Unlike the OC forest tileset mountain edge, in the granitelands you can actually reach the top of the rise. So I need another type of high surrounding tile which does not match the base rise, otherwise all you would see is endless flat top granite.


 


So with the top down subset within this tileset, the 25m chasm may be sufficient. I don't intend to have the chasm area be walkable, so that will save on processor time calculating walkmesh details. But I do intend for the user to place various crossers within the chasm terrain, so that rivers and wooded areas can be seen below, not just naked grass or zero black chasm. In this situation, the distance the user is from the actual area edge should allow me to make use of OC style edge tiles, simply making a common chasm edge tile and calling it good enough.


 


I had originally did this with my redwood tileset which none of you ever got a chance to download. It was set similar to the OC forest, except that you could have a thick forest as an alternate edge to the mountain. In the space of 30m off the surround tile, I was able to blend a blocking wall of distant trees with actual mesh-built trees, and I was also able to more easily meld that blocking tree wall with a blocking mountain wall, much further out of visible range of the player.


 


VYpzt3w.png


Above image shows appoximate 2.5 tile width edge tile, with 0.5 tile width walkable region. The back curtain wall blends with the mesh trees of the same bark type, and is designed to match most fog colors by using a gray fade texture to represent the distant background. Multiple varities of the eedge replacement tile allows for far more variety than in the OC.


 


2yJMTqC.png


Above image shows 3.5 tile depth path leaving the forest, as well as 2.5 tile depth mountain-forest joining right or left on the tile, while making use of the deeper forest edge depiction.


 


xKM3WSu.png


Forest "surround" in action using short range fog threshold.


 


This deeper edge also allowed me to more flesh out trails going off the edge of the map. Instead of the rural set coming to an abrupt black hole in the trees with a stupid sign post, what you had was a three tile system which faded into the fog, rather than instantly to gray, and most importantly, was not confined to a repeating straight line of tiles. Because the first tile is placed on the usuable map, more of the area was available for interaction, so I could put a type of door over the first portion of exiting tile, but instead of just a blue rectangle over a black hole in the trees, I could have a toll gate that you could stand at, with appropriate guards, and still see off into the distance multiple tiles away.


 


In the past set, I had a much lower fog threshold, so I was able to do all this with just the three tiles distance. I am now using a 120m threshold in my areas, so that requires more distant artwork in many cases.

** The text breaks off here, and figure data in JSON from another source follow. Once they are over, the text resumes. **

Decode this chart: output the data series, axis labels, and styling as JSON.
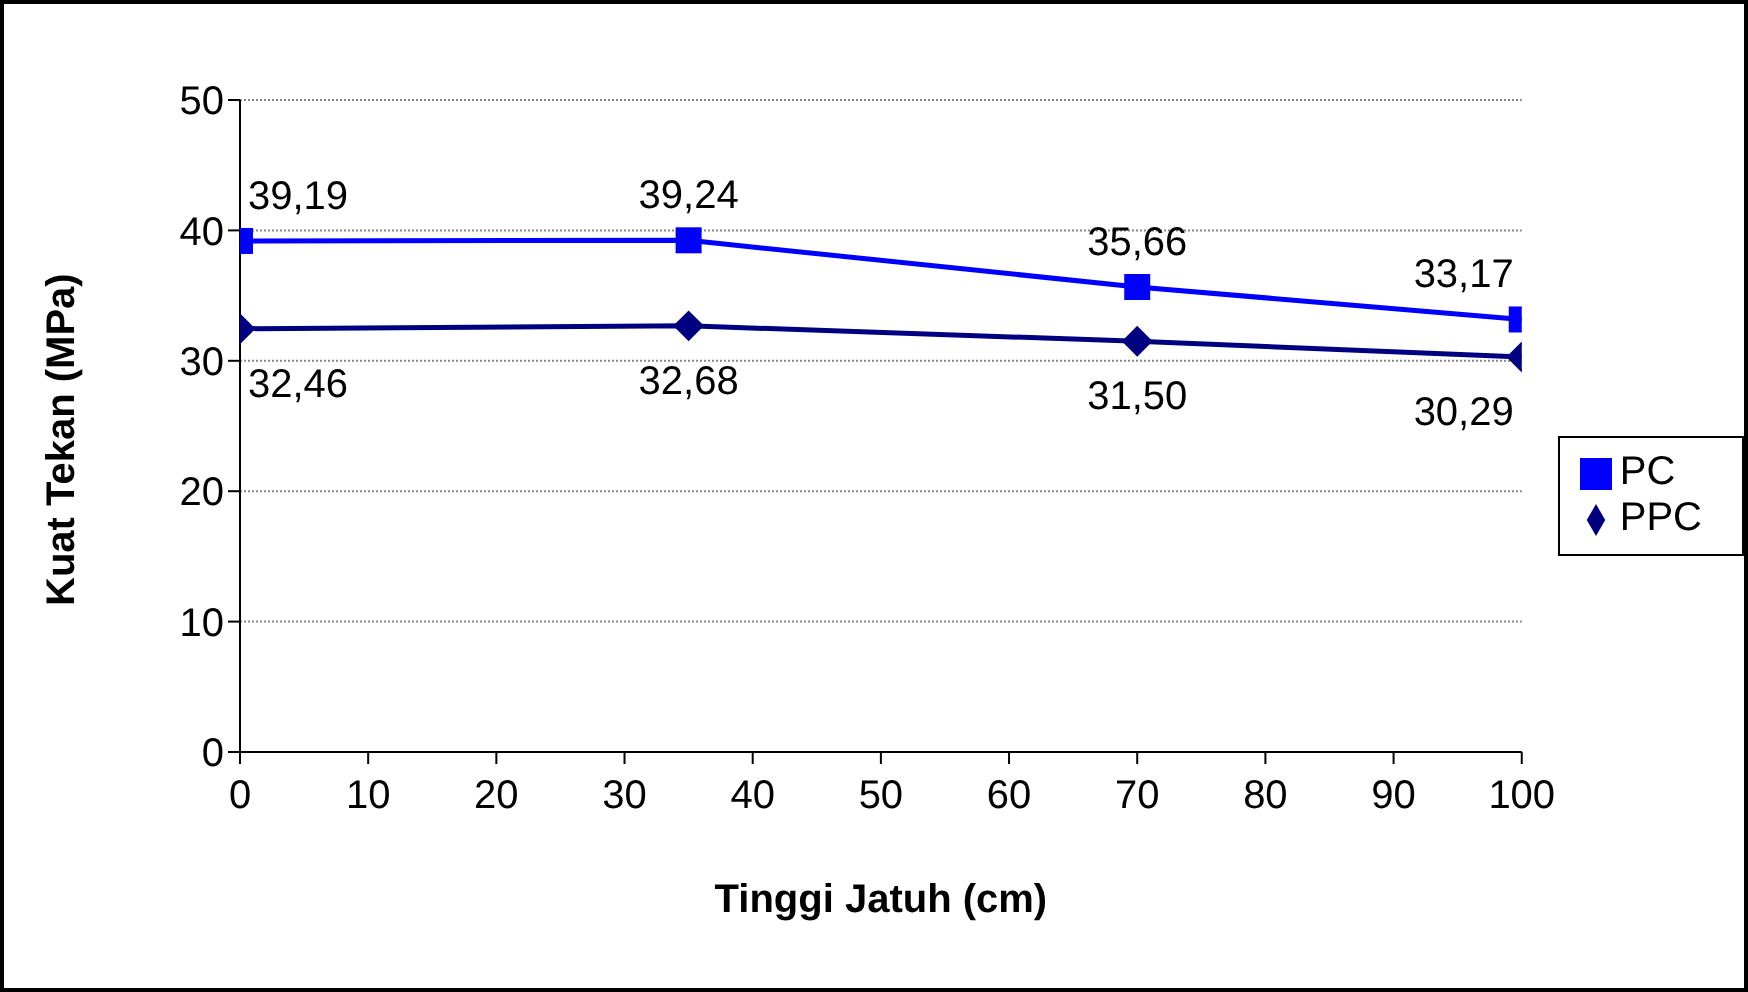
{
  "chart_data": {
    "type": "line",
    "xlabel": "Tinggi Jatuh (cm)",
    "ylabel": "Kuat Tekan (MPa)",
    "x": [
      0,
      35,
      70,
      100
    ],
    "series": [
      {
        "name": "PPC",
        "color": "#000080",
        "marker": "diamond",
        "values": [
          32.46,
          32.68,
          31.5,
          30.29
        ],
        "value_labels": [
          "32,46",
          "32,68",
          "31,50",
          "30,29"
        ]
      },
      {
        "name": "PC",
        "color": "#0000ff",
        "marker": "square",
        "values": [
          39.19,
          39.24,
          35.66,
          33.17
        ],
        "value_labels": [
          "39,19",
          "39,24",
          "35,66",
          "33,17"
        ]
      }
    ],
    "xlim": [
      0,
      100
    ],
    "xticks": [
      0,
      10,
      20,
      30,
      40,
      50,
      60,
      70,
      80,
      90,
      100
    ],
    "ylim": [
      0,
      50
    ],
    "yticks": [
      0,
      10,
      20,
      30,
      40,
      50
    ],
    "grid": "y",
    "legend": "right"
  }
}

However, since I am working with monumental heights, all I have to do is portray more mountainy stuff in the distance and the fog can be used to cancel out what would not be able to be viewed anyway. You'll never find your character on top of one of my surround tiles, so I know exactly the angles the character can see to from points within the surround curtain, so I know what they will be able to see and what I can simply omit.